By chanting the names of the lord and you'll be free
The lord is awaiting on you all to awaken and see


This sense that God is close to us, just waiting for us to open our eyes and notice him, pops up all through the record.  The reference to Jesus is interesting, too.  Harrison's Hinduism is very much an inclusive religion, and if it is Jesus who opens your eyes then that is just fine by him as long as you wake up.

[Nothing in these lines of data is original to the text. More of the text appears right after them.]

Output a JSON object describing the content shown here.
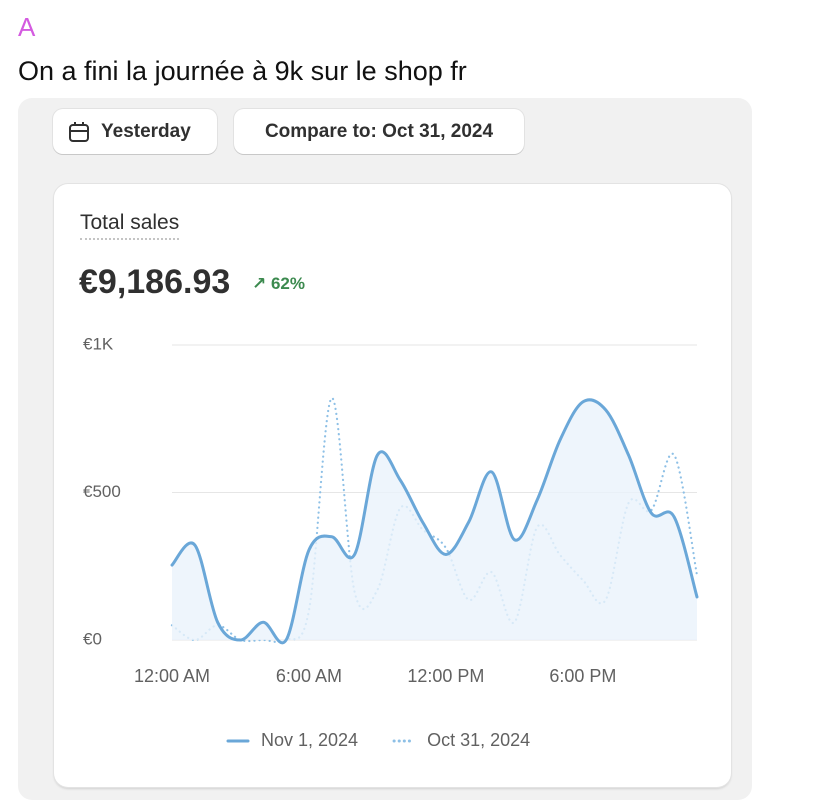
{
  "post": {
    "author": "A",
    "text": "On a fini la journée à 9k sur le shop fr"
  },
  "toolbar": {
    "date_button": "Yesterday",
    "compare_button": "Compare to: Oct 31, 2024"
  },
  "card": {
    "title": "Total sales",
    "total": "€9,186.93",
    "change": "62%"
  },
  "chart_data": {
    "type": "line",
    "categories": [
      "12:00 AM",
      null,
      null,
      null,
      null,
      null,
      "6:00 AM",
      null,
      null,
      null,
      null,
      null,
      "12:00 PM",
      null,
      null,
      null,
      null,
      null,
      "6:00 PM",
      null,
      null,
      null,
      null,
      null
    ],
    "series": [
      {
        "name": "Nov 1, 2024",
        "color": "#6aa7d8",
        "style": "solid",
        "values": [
          254,
          322,
          60,
          0,
          60,
          0,
          305,
          350,
          290,
          627,
          542,
          397,
          290,
          400,
          570,
          340,
          475,
          678,
          807,
          780,
          627,
          430,
          417,
          146
        ]
      },
      {
        "name": "Oct 31, 2024",
        "color": "#8ec0e6",
        "style": "dotted",
        "values": [
          50,
          0,
          50,
          0,
          0,
          0,
          100,
          820,
          163,
          170,
          447,
          373,
          312,
          136,
          230,
          60,
          383,
          288,
          203,
          136,
          464,
          440,
          627,
          220
        ]
      }
    ],
    "ylim": [
      0,
      1000
    ],
    "yticks": [
      {
        "value": 0,
        "label": "€0"
      },
      {
        "value": 500,
        "label": "€500"
      },
      {
        "value": 1000,
        "label": "€1K"
      }
    ],
    "grid": true
  }
}
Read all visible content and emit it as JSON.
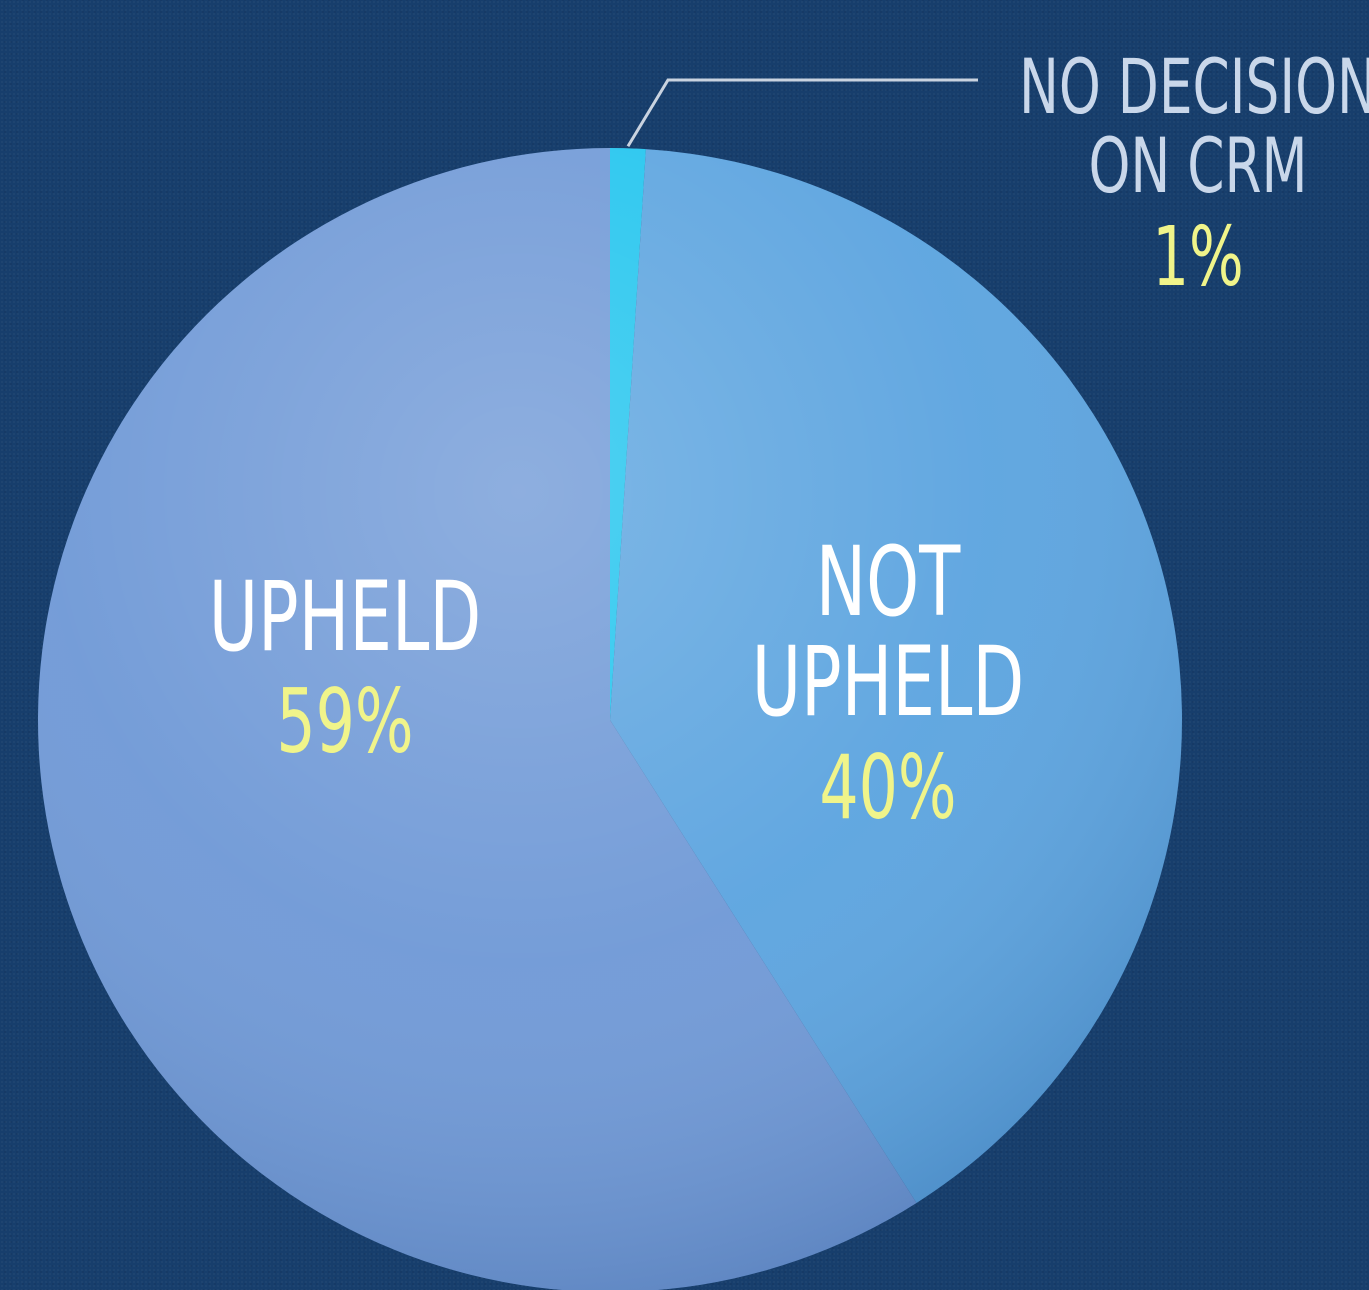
{
  "chart_data": {
    "type": "pie",
    "start_angle_deg": 0,
    "direction": "clockwise",
    "slices": [
      {
        "label_lines": [
          "NO DECISION",
          "ON CRM"
        ],
        "value": 1,
        "value_label": "1%",
        "color": "#1fc4ee",
        "label_placement": "outside-leader"
      },
      {
        "label_lines": [
          "NOT",
          "UPHELD"
        ],
        "value": 40,
        "value_label": "40%",
        "color": "#5aa3df",
        "label_placement": "inside"
      },
      {
        "label_lines": [
          "UPHELD"
        ],
        "value": 59,
        "value_label": "59%",
        "color": "#6e98d6",
        "label_placement": "inside"
      }
    ],
    "colors": {
      "background": "#173e6c",
      "label_text": "#ffffff",
      "outside_label_text": "#c9d7ea",
      "value_text": "#f0f48a",
      "leader_line": "#c9d3e0"
    }
  }
}
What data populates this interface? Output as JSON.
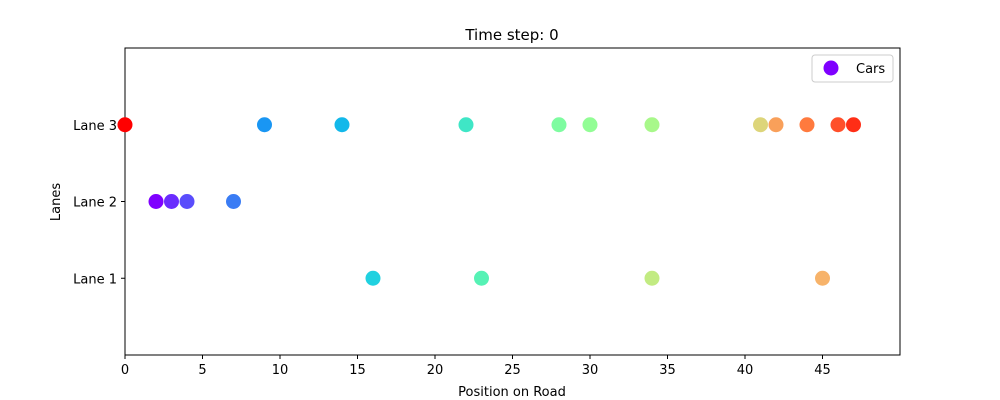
{
  "chart_data": {
    "type": "scatter",
    "title": "Time step: 0",
    "xlabel": "Position on Road",
    "ylabel": "Lanes",
    "xlim": [
      0,
      50
    ],
    "ylim": [
      0,
      4
    ],
    "x_ticks": [
      0,
      5,
      10,
      15,
      20,
      25,
      30,
      35,
      40,
      45
    ],
    "y_ticks": [
      {
        "value": 1,
        "label": "Lane 1"
      },
      {
        "value": 2,
        "label": "Lane 2"
      },
      {
        "value": 3,
        "label": "Lane 3"
      }
    ],
    "grid": false,
    "legend": {
      "placement": "top-right",
      "entries": [
        {
          "label": "Cars",
          "color": "#7f00ff"
        }
      ]
    },
    "colormap": "rainbow",
    "points": [
      {
        "x": 0,
        "y": 3,
        "color": "#ff0000"
      },
      {
        "x": 2,
        "y": 2,
        "color": "#7f00ff"
      },
      {
        "x": 3,
        "y": 2,
        "color": "#6a2cfe"
      },
      {
        "x": 4,
        "y": 2,
        "color": "#5a4dfc"
      },
      {
        "x": 7,
        "y": 2,
        "color": "#3a7cf4"
      },
      {
        "x": 9,
        "y": 3,
        "color": "#1996f3"
      },
      {
        "x": 14,
        "y": 3,
        "color": "#12b8ea"
      },
      {
        "x": 16,
        "y": 1,
        "color": "#20d1e0"
      },
      {
        "x": 22,
        "y": 3,
        "color": "#3fe6c6"
      },
      {
        "x": 23,
        "y": 1,
        "color": "#56f2b5"
      },
      {
        "x": 28,
        "y": 3,
        "color": "#7efca0"
      },
      {
        "x": 30,
        "y": 3,
        "color": "#92fd95"
      },
      {
        "x": 34,
        "y": 3,
        "color": "#a8f88a"
      },
      {
        "x": 34,
        "y": 1,
        "color": "#c2eb82"
      },
      {
        "x": 41,
        "y": 3,
        "color": "#ddd57a"
      },
      {
        "x": 42,
        "y": 3,
        "color": "#f9a05a"
      },
      {
        "x": 44,
        "y": 3,
        "color": "#ff7a3e"
      },
      {
        "x": 45,
        "y": 1,
        "color": "#f7b36a"
      },
      {
        "x": 46,
        "y": 3,
        "color": "#ff4f2a"
      },
      {
        "x": 47,
        "y": 3,
        "color": "#ff2e16"
      }
    ]
  }
}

Elsewhere, though, you get less of this peaceful certainty and more of the longing of exile and separation. My personal favourite is 'Hear Me Lord', Harrison's voice soaring and pleading on a simple, heartfelt prayer which could be addressed to any god, known or unknown.

Forgive me lord
Please, those years when I ignored you
Forgive them lord
Those that feel they can't afford you

Help me lord, please
To rise above this dealing
Help me lord, please
To love you with more feeling

At both ends of the road
To the left and the right
Above and below us
Out and in, there's no place that you're not in
Oh, won't you hear me lord.


These overtly religious songs provide a framework for a number of others which, like Thompson's songs or Keith Green's 'Your Love Broke Through', could be read as songs to an earthly lover, but are also capable of a more spiritual interpretation.  For instance, Bob Dylan has two credits on the album, co-authoring the opener 'I'd Have You Any Time' and providing the sole cover, 'If Not For You'.  Dylan was many years off his own spiritual awakening, but when these two songs appear here you can sense Harrison singing 'If Not For You" to his Sweet Lord, and imagining that same lord replying in the words of 'I'd Have You Any Time'.

All I have is yours
All you see is mine
And I'm glad to hold you in my arms
I'd have you anytime.

We Christians are very insecure about our theology, especially in this age of science and skepticism.  This makes it hard for us to free ourselves to sing with this kind of simple, heartfelt longing.  We freight our songs down with theology so that they become dense intellectual exercises, pieces of religious code that only initiates can understand.  The more intellectual content we try to shove in, the more we shove out the emotional core which music is designed to express.  Christian songwriters could learn a lot from Harrison, breaking through his fear and illusion and calling on his God for peace and enlightenment.

Harrison died of lung cancer in 2001.  Wherever he is now, whatever god he met on the other side, his gift keeps on giving.  May his soul rest in peace.

Comments

Andrew said…
Excellent! I have never heard his solo stuff, but I will look it up.